Economic Challenges Dominate Benin’s Wide-Open Presidential Race

Economic Challenges Dominate Benin’s Wide-Open Presidential Race
Benin President Boni Yayi at the COP21 U.N. Climate Change Conference, outside Paris, France, Nov. 30, 2015 (AP pool photo by Loic Venance).

Last year was a busy one for elections in Africa, and 2016 will bring many more, with polls ranging from the Central African Republic later this month to Ghana in November. The upcoming presidential election in the small West African country of Benin, scheduled for Feb. 28, is notable because there is no incumbent in the race. Outgoing President Boni Yayi, who won election in 2006 and re-election in 2011, is stepping aside out of respect for a constitutional provision that limits presidents to two terms—a growing rarity in a region with a new generation of aspiring presidents-for-life. Benin’s wide-open campaign offers some well-funded opposition challengers the chance to unseat the ruling party, but the new president, whoever ends up winning, will face a troubled economy heavily dependent on agricultural exports, especially cotton, and shaken by downturns in West Africa.

Yayi’s party the Cowry Forces for an Emerging Benin, known by its French acronym, FCBE, nominated current Prime Minister Lionel Zinsou as its candidate in late November. The appointment of Zinsou, who was only brought in as prime minister in June, reflected two developments: a shakeup in the ruling party after it lost 10 seats in the parliamentary elections of April 2015, and the economic slump Benin had begun to experience, caused partly by economic troubles in neighboring Nigeria. Benin relies on Nigeria as a key market for its exports, including cotton, which accounts for nearly 40 percent of Benin’s GDP and 80 percent of official export receipts.

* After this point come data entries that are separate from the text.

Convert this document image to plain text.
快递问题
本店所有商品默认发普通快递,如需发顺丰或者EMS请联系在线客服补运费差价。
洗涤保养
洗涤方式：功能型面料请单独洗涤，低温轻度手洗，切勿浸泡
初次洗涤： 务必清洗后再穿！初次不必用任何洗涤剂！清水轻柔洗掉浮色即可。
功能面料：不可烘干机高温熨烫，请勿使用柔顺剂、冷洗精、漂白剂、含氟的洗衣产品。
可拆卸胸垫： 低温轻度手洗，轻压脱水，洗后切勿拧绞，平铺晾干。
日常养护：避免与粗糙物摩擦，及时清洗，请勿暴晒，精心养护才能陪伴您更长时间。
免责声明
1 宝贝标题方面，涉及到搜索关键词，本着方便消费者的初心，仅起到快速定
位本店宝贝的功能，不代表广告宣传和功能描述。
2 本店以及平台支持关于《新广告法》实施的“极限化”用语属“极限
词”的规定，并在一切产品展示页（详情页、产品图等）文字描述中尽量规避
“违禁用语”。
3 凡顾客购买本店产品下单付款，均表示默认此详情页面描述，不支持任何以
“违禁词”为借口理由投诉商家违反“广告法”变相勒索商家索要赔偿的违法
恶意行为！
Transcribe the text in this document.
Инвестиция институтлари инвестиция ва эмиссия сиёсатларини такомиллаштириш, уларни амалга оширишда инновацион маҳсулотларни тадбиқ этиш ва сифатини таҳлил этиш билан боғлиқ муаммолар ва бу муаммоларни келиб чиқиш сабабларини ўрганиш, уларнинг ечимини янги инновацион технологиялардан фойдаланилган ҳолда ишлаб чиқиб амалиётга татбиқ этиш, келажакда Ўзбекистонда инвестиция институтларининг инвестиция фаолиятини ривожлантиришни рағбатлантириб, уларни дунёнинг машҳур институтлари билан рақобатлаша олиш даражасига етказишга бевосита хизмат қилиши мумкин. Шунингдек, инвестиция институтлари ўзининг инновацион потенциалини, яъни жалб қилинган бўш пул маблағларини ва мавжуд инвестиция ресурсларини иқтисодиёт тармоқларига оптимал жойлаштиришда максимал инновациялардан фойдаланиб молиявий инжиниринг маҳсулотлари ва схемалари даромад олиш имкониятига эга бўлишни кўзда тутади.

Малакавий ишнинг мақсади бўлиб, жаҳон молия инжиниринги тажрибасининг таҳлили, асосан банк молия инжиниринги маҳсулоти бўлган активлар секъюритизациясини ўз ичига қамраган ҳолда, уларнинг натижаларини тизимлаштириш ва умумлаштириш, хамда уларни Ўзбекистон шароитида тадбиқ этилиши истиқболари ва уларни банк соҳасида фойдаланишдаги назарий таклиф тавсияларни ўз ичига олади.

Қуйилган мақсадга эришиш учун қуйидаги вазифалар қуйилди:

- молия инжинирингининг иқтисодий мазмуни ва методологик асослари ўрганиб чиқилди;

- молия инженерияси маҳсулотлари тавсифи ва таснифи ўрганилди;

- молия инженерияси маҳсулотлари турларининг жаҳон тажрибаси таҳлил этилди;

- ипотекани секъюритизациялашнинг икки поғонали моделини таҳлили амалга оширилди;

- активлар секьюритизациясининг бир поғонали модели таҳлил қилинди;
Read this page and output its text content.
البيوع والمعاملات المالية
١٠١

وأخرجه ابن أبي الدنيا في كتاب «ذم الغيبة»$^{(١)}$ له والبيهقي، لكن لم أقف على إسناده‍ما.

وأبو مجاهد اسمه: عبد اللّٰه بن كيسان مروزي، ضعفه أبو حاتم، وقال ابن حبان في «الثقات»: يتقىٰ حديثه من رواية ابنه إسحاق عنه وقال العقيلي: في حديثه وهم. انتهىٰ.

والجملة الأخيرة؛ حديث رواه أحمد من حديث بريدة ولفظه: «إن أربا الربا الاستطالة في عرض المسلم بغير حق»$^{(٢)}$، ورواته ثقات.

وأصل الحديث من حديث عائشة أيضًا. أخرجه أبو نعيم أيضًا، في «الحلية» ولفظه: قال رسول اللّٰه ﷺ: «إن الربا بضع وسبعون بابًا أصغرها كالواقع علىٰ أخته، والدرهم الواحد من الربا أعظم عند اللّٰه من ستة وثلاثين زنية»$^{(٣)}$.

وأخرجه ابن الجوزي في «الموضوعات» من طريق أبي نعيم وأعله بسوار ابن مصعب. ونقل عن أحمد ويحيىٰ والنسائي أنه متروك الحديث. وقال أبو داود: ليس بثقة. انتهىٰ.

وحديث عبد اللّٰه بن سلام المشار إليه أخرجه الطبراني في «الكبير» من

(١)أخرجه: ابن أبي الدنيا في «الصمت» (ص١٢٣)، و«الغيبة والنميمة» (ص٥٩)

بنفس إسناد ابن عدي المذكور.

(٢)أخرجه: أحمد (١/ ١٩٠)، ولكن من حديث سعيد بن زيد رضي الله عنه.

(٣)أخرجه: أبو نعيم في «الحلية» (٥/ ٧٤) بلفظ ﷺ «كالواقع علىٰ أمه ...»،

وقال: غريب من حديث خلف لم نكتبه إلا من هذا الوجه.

Zinsou has an elite pedigree—his uncle served as Benin’s president in 1968-1969. But because he had a prominent banking career in France and is said to be a key player in France’s economic relations with Africa, critics have depicted him as an outsider who is unfamiliar with Benin and even, some say, a French puppet. In a rather extraordinary statement, Zinsou, reflecting his life spent largely abroad, even told Radio France Internationale, “I don’t know Benin at all.”